Upon occasion I have rolled over in bed and kinked that line, shortly thereafter I will hear a BEEP, BEEP, BEEP. I move, check the line and the beeping stops. This time that sound continued. I was thinking ‘did I forget to do my medicine last night’ – there again the pump will set off that alarm to let me know my medication is low. Now I had to get up, put on the lights and check my pump. The reservoir setting indicated that it was in a normal range. I also checked my calendar. HMMM

I checked my dining room table (that is where I mix my medicine)… no sterile drape with empty bottles of medicine, syringes and all the other goodies that go along with mixing and I mix every other day. Nothing, nada. HMMM

BEEP, BEEP, BEEP once again. Hmmm, this time it sounded further away.

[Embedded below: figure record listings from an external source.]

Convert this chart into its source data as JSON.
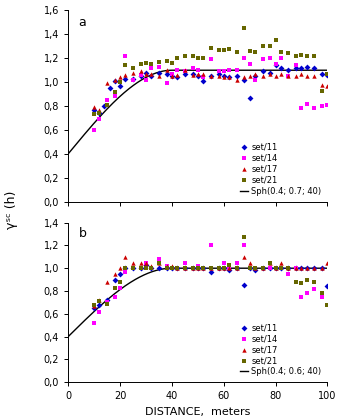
{
  "panel_a": {
    "label": "a",
    "nugget": 0.4,
    "partial_sill": 0.7,
    "range": 40,
    "model_label": "Sph(0.4; 0.7; 40)",
    "ylim": [
      0.0,
      1.6
    ],
    "yticks": [
      0.0,
      0.2,
      0.4,
      0.6,
      0.8,
      1.0,
      1.2,
      1.4,
      1.6
    ],
    "set11": [
      [
        10,
        0.77
      ],
      [
        12,
        0.74
      ],
      [
        14,
        0.8
      ],
      [
        16,
        0.95
      ],
      [
        18,
        1.01
      ],
      [
        20,
        0.97
      ],
      [
        22,
        1.03
      ],
      [
        25,
        1.03
      ],
      [
        28,
        1.05
      ],
      [
        30,
        1.08
      ],
      [
        32,
        1.05
      ],
      [
        35,
        1.08
      ],
      [
        38,
        1.07
      ],
      [
        40,
        1.05
      ],
      [
        42,
        1.04
      ],
      [
        45,
        1.07
      ],
      [
        48,
        1.07
      ],
      [
        50,
        1.05
      ],
      [
        52,
        1.01
      ],
      [
        55,
        1.05
      ],
      [
        58,
        1.07
      ],
      [
        60,
        1.05
      ],
      [
        62,
        1.04
      ],
      [
        65,
        1.05
      ],
      [
        68,
        1.02
      ],
      [
        70,
        0.87
      ],
      [
        72,
        1.05
      ],
      [
        75,
        1.09
      ],
      [
        78,
        1.08
      ],
      [
        80,
        1.14
      ],
      [
        82,
        1.12
      ],
      [
        85,
        1.1
      ],
      [
        88,
        1.12
      ],
      [
        90,
        1.12
      ],
      [
        92,
        1.13
      ],
      [
        95,
        1.12
      ],
      [
        98,
        1.07
      ],
      [
        100,
        1.06
      ]
    ],
    "set14": [
      [
        10,
        0.6
      ],
      [
        12,
        0.69
      ],
      [
        15,
        0.85
      ],
      [
        18,
        0.88
      ],
      [
        20,
        1.0
      ],
      [
        22,
        1.22
      ],
      [
        25,
        1.02
      ],
      [
        28,
        1.06
      ],
      [
        30,
        1.02
      ],
      [
        32,
        1.12
      ],
      [
        35,
        1.13
      ],
      [
        38,
        0.99
      ],
      [
        40,
        1.07
      ],
      [
        42,
        1.1
      ],
      [
        45,
        1.09
      ],
      [
        48,
        1.12
      ],
      [
        50,
        1.1
      ],
      [
        52,
        1.04
      ],
      [
        55,
        1.19
      ],
      [
        58,
        1.09
      ],
      [
        60,
        1.09
      ],
      [
        62,
        1.1
      ],
      [
        65,
        1.1
      ],
      [
        68,
        1.2
      ],
      [
        70,
        1.15
      ],
      [
        72,
        1.02
      ],
      [
        75,
        1.19
      ],
      [
        78,
        1.2
      ],
      [
        80,
        1.15
      ],
      [
        82,
        1.2
      ],
      [
        85,
        1.05
      ],
      [
        88,
        1.14
      ],
      [
        90,
        0.78
      ],
      [
        92,
        0.82
      ],
      [
        95,
        0.78
      ],
      [
        98,
        0.8
      ],
      [
        100,
        0.81
      ]
    ],
    "set17": [
      [
        10,
        0.79
      ],
      [
        12,
        0.77
      ],
      [
        15,
        0.99
      ],
      [
        18,
        1.02
      ],
      [
        20,
        1.04
      ],
      [
        22,
        1.06
      ],
      [
        25,
        1.08
      ],
      [
        28,
        1.09
      ],
      [
        30,
        1.07
      ],
      [
        32,
        1.07
      ],
      [
        35,
        1.05
      ],
      [
        38,
        1.1
      ],
      [
        40,
        1.05
      ],
      [
        42,
        1.06
      ],
      [
        45,
        1.1
      ],
      [
        48,
        1.06
      ],
      [
        50,
        1.07
      ],
      [
        52,
        1.07
      ],
      [
        55,
        1.05
      ],
      [
        58,
        1.05
      ],
      [
        60,
        1.04
      ],
      [
        62,
        1.04
      ],
      [
        65,
        1.02
      ],
      [
        68,
        1.04
      ],
      [
        70,
        1.05
      ],
      [
        72,
        1.07
      ],
      [
        75,
        1.05
      ],
      [
        78,
        1.07
      ],
      [
        80,
        1.05
      ],
      [
        82,
        1.07
      ],
      [
        85,
        1.05
      ],
      [
        88,
        1.05
      ],
      [
        90,
        1.07
      ],
      [
        92,
        1.05
      ],
      [
        95,
        1.05
      ],
      [
        98,
        0.98
      ],
      [
        100,
        0.97
      ]
    ],
    "set21": [
      [
        10,
        0.73
      ],
      [
        12,
        0.74
      ],
      [
        15,
        0.81
      ],
      [
        18,
        0.92
      ],
      [
        20,
        1.0
      ],
      [
        22,
        1.14
      ],
      [
        25,
        1.12
      ],
      [
        28,
        1.15
      ],
      [
        30,
        1.16
      ],
      [
        32,
        1.15
      ],
      [
        35,
        1.17
      ],
      [
        38,
        1.18
      ],
      [
        40,
        1.16
      ],
      [
        42,
        1.2
      ],
      [
        45,
        1.22
      ],
      [
        48,
        1.22
      ],
      [
        50,
        1.2
      ],
      [
        52,
        1.2
      ],
      [
        55,
        1.29
      ],
      [
        58,
        1.27
      ],
      [
        60,
        1.27
      ],
      [
        62,
        1.28
      ],
      [
        65,
        1.25
      ],
      [
        68,
        1.45
      ],
      [
        70,
        1.26
      ],
      [
        72,
        1.25
      ],
      [
        75,
        1.3
      ],
      [
        78,
        1.3
      ],
      [
        80,
        1.35
      ],
      [
        82,
        1.25
      ],
      [
        85,
        1.24
      ],
      [
        88,
        1.22
      ],
      [
        90,
        1.23
      ],
      [
        92,
        1.22
      ],
      [
        95,
        1.22
      ],
      [
        98,
        0.93
      ],
      [
        100,
        1.07
      ]
    ]
  },
  "panel_b": {
    "label": "b",
    "nugget": 0.4,
    "partial_sill": 0.6,
    "range": 40,
    "model_label": "Sph(0.4; 0.6; 40)",
    "ylim": [
      0.0,
      1.4
    ],
    "yticks": [
      0.0,
      0.2,
      0.4,
      0.6,
      0.8,
      1.0,
      1.2,
      1.4
    ],
    "set11": [
      [
        10,
        0.65
      ],
      [
        12,
        0.68
      ],
      [
        15,
        0.72
      ],
      [
        18,
        0.9
      ],
      [
        20,
        0.95
      ],
      [
        22,
        1.0
      ],
      [
        25,
        1.0
      ],
      [
        28,
        1.0
      ],
      [
        30,
        1.03
      ],
      [
        32,
        1.0
      ],
      [
        35,
        1.0
      ],
      [
        38,
        1.0
      ],
      [
        40,
        1.0
      ],
      [
        42,
        1.0
      ],
      [
        45,
        1.0
      ],
      [
        48,
        1.0
      ],
      [
        50,
        1.0
      ],
      [
        52,
        1.0
      ],
      [
        55,
        0.97
      ],
      [
        58,
        1.0
      ],
      [
        60,
        1.0
      ],
      [
        62,
        0.98
      ],
      [
        65,
        1.0
      ],
      [
        68,
        0.85
      ],
      [
        70,
        1.0
      ],
      [
        72,
        0.98
      ],
      [
        75,
        1.0
      ],
      [
        78,
        1.0
      ],
      [
        80,
        1.0
      ],
      [
        82,
        1.0
      ],
      [
        85,
        1.0
      ],
      [
        88,
        1.0
      ],
      [
        90,
        1.0
      ],
      [
        92,
        1.0
      ],
      [
        95,
        1.0
      ],
      [
        98,
        1.0
      ],
      [
        100,
        0.84
      ]
    ],
    "set14": [
      [
        10,
        0.52
      ],
      [
        12,
        0.62
      ],
      [
        15,
        0.7
      ],
      [
        18,
        0.75
      ],
      [
        20,
        0.83
      ],
      [
        22,
        0.97
      ],
      [
        25,
        1.0
      ],
      [
        28,
        1.0
      ],
      [
        30,
        1.05
      ],
      [
        32,
        1.0
      ],
      [
        35,
        1.08
      ],
      [
        38,
        1.02
      ],
      [
        40,
        1.0
      ],
      [
        42,
        1.0
      ],
      [
        45,
        1.05
      ],
      [
        48,
        1.0
      ],
      [
        50,
        1.02
      ],
      [
        52,
        1.0
      ],
      [
        55,
        1.2
      ],
      [
        58,
        1.0
      ],
      [
        60,
        1.05
      ],
      [
        62,
        1.0
      ],
      [
        65,
        1.05
      ],
      [
        68,
        1.2
      ],
      [
        70,
        1.0
      ],
      [
        72,
        1.0
      ],
      [
        75,
        1.0
      ],
      [
        78,
        1.0
      ],
      [
        80,
        1.0
      ],
      [
        82,
        1.0
      ],
      [
        85,
        0.95
      ],
      [
        88,
        1.0
      ],
      [
        90,
        0.75
      ],
      [
        92,
        0.78
      ],
      [
        95,
        0.82
      ],
      [
        98,
        0.75
      ],
      [
        100,
        0.68
      ]
    ],
    "set17": [
      [
        10,
        0.67
      ],
      [
        12,
        0.72
      ],
      [
        15,
        0.88
      ],
      [
        18,
        0.95
      ],
      [
        20,
        1.0
      ],
      [
        22,
        1.1
      ],
      [
        25,
        1.05
      ],
      [
        28,
        1.05
      ],
      [
        30,
        1.05
      ],
      [
        32,
        1.02
      ],
      [
        35,
        1.05
      ],
      [
        38,
        1.02
      ],
      [
        40,
        1.02
      ],
      [
        42,
        1.0
      ],
      [
        45,
        1.0
      ],
      [
        48,
        1.0
      ],
      [
        50,
        1.0
      ],
      [
        52,
        1.0
      ],
      [
        55,
        1.0
      ],
      [
        58,
        1.0
      ],
      [
        60,
        1.0
      ],
      [
        62,
        1.0
      ],
      [
        65,
        1.0
      ],
      [
        68,
        1.1
      ],
      [
        70,
        1.05
      ],
      [
        72,
        1.0
      ],
      [
        75,
        1.0
      ],
      [
        78,
        1.05
      ],
      [
        80,
        1.0
      ],
      [
        82,
        1.05
      ],
      [
        85,
        1.0
      ],
      [
        88,
        1.0
      ],
      [
        90,
        1.0
      ],
      [
        92,
        1.0
      ],
      [
        95,
        1.0
      ],
      [
        98,
        1.0
      ],
      [
        100,
        1.05
      ]
    ],
    "set21": [
      [
        10,
        0.68
      ],
      [
        12,
        0.71
      ],
      [
        15,
        0.69
      ],
      [
        18,
        0.83
      ],
      [
        20,
        0.88
      ],
      [
        22,
        1.0
      ],
      [
        25,
        1.0
      ],
      [
        28,
        1.0
      ],
      [
        30,
        1.0
      ],
      [
        32,
        1.0
      ],
      [
        35,
        1.05
      ],
      [
        38,
        1.0
      ],
      [
        40,
        1.0
      ],
      [
        42,
        1.0
      ],
      [
        45,
        1.0
      ],
      [
        48,
        1.0
      ],
      [
        50,
        1.0
      ],
      [
        52,
        1.0
      ],
      [
        55,
        1.0
      ],
      [
        58,
        1.0
      ],
      [
        60,
        1.0
      ],
      [
        62,
        1.03
      ],
      [
        65,
        1.0
      ],
      [
        68,
        1.27
      ],
      [
        70,
        1.0
      ],
      [
        72,
        1.0
      ],
      [
        75,
        1.0
      ],
      [
        78,
        1.05
      ],
      [
        80,
        1.0
      ],
      [
        82,
        1.0
      ],
      [
        85,
        1.0
      ],
      [
        88,
        0.88
      ],
      [
        90,
        0.87
      ],
      [
        92,
        0.9
      ],
      [
        95,
        0.88
      ],
      [
        98,
        0.78
      ],
      [
        100,
        0.68
      ]
    ]
  },
  "colors": {
    "set11": "#0000cc",
    "set14": "#ff00ff",
    "set17": "#cc0000",
    "set21": "#666600"
  },
  "xlim": [
    0,
    100
  ],
  "xticks": [
    0,
    20,
    40,
    60,
    80,
    100
  ],
  "xlabel": "DISTANCE,  meters",
  "ylabel": "γˢᶜ (h)"
}
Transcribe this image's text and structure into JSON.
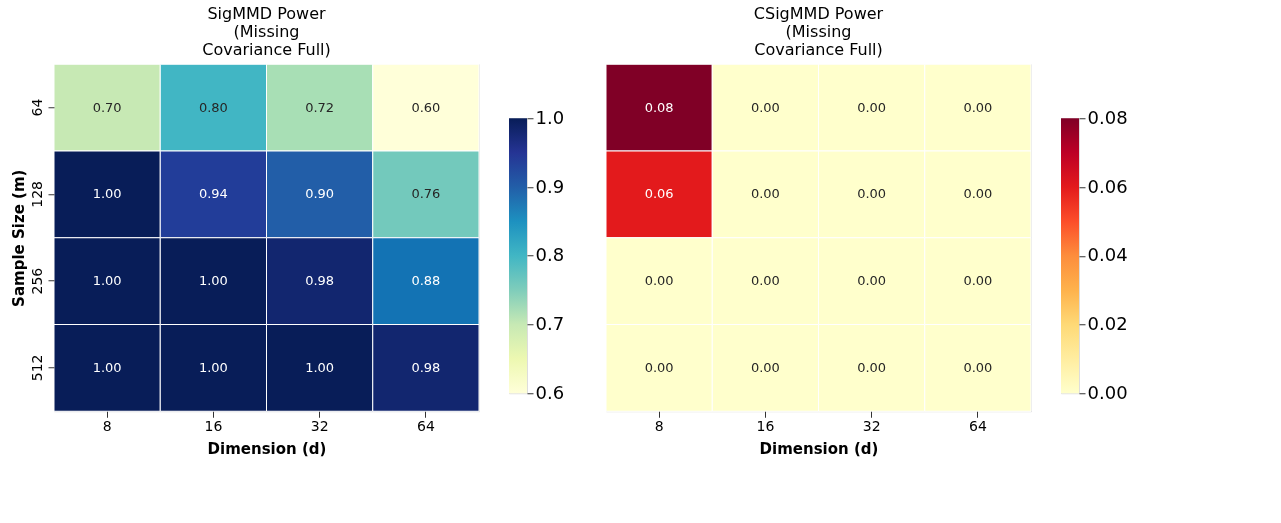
{
  "chart_data": [
    {
      "type": "heatmap",
      "title": "SigMMD Power\n(Missing\nCovariance Full)",
      "xlabel": "Dimension (d)",
      "ylabel": "Sample Size (m)",
      "categories": [
        "8",
        "16",
        "32",
        "64"
      ],
      "y_categories": [
        "64",
        "128",
        "256",
        "512"
      ],
      "cells": [
        [
          0.7,
          0.8,
          0.72,
          0.6
        ],
        [
          1.0,
          0.94,
          0.9,
          0.76
        ],
        [
          1.0,
          1.0,
          0.98,
          0.88
        ],
        [
          1.0,
          1.0,
          1.0,
          0.98
        ]
      ],
      "cell_labels": [
        [
          "0.70",
          "0.80",
          "0.72",
          "0.60"
        ],
        [
          "1.00",
          "0.94",
          "0.90",
          "0.76"
        ],
        [
          "1.00",
          "1.00",
          "0.98",
          "0.88"
        ],
        [
          "1.00",
          "1.00",
          "1.00",
          "0.98"
        ]
      ],
      "clim": [
        0.6,
        1.0
      ],
      "cticks": [
        {
          "value": 0.6,
          "label": "0.6"
        },
        {
          "value": 0.7,
          "label": "0.7"
        },
        {
          "value": 0.8,
          "label": "0.8"
        },
        {
          "value": 0.9,
          "label": "0.9"
        },
        {
          "value": 1.0,
          "label": "1.0"
        }
      ]
    },
    {
      "type": "heatmap",
      "title": "CSigMMD Power\n(Missing\nCovariance Full)",
      "xlabel": "Dimension (d)",
      "tick_labels": "x",
      "categories": [
        "8",
        "16",
        "32",
        "64"
      ],
      "y_categories": [
        "64",
        "128",
        "256",
        "512"
      ],
      "cells": [
        [
          0.08,
          0.0,
          0.0,
          0.0
        ],
        [
          0.06,
          0.0,
          0.0,
          0.0
        ],
        [
          0.0,
          0.0,
          0.0,
          0.0
        ],
        [
          0.0,
          0.0,
          0.0,
          0.0
        ]
      ],
      "cell_labels": [
        [
          "0.08",
          "0.00",
          "0.00",
          "0.00"
        ],
        [
          "0.06",
          "0.00",
          "0.00",
          "0.00"
        ],
        [
          "0.00",
          "0.00",
          "0.00",
          "0.00"
        ],
        [
          "0.00",
          "0.00",
          "0.00",
          "0.00"
        ]
      ],
      "clim": [
        0,
        0.08
      ],
      "cticks": [
        {
          "value": 0,
          "label": "0.00"
        },
        {
          "value": 0.02,
          "label": "0.02"
        },
        {
          "value": 0.04,
          "label": "0.04"
        },
        {
          "value": 0.06,
          "label": "0.06"
        },
        {
          "value": 0.08,
          "label": "0.08"
        }
      ]
    }
  ]
}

I had checked the line, no kinks. I had checked and no leftovers on the dining room table (I mix late and put all those used/empty items in the garbage the next morning). The pump was at a setting it should be; and it’s still beeping. ??? O.K., so apparently it isn’t the pump. I followed the sound and it led me to my bedroom. It wasn’t the alarm clock and then again beep, beep, beep. I was getting closer. Then it dawned on me. I take my cell phone to bed with me (I use it as an alarm clock for my other meds)…. THAT battery was running low so BEEP, BEEP, BEEP!!!!

Just another adventure with having a life threatening disease; knowing enough that I checked everything out and how we learn to cope and how life does go on.

Remember to smile – it’s contagious.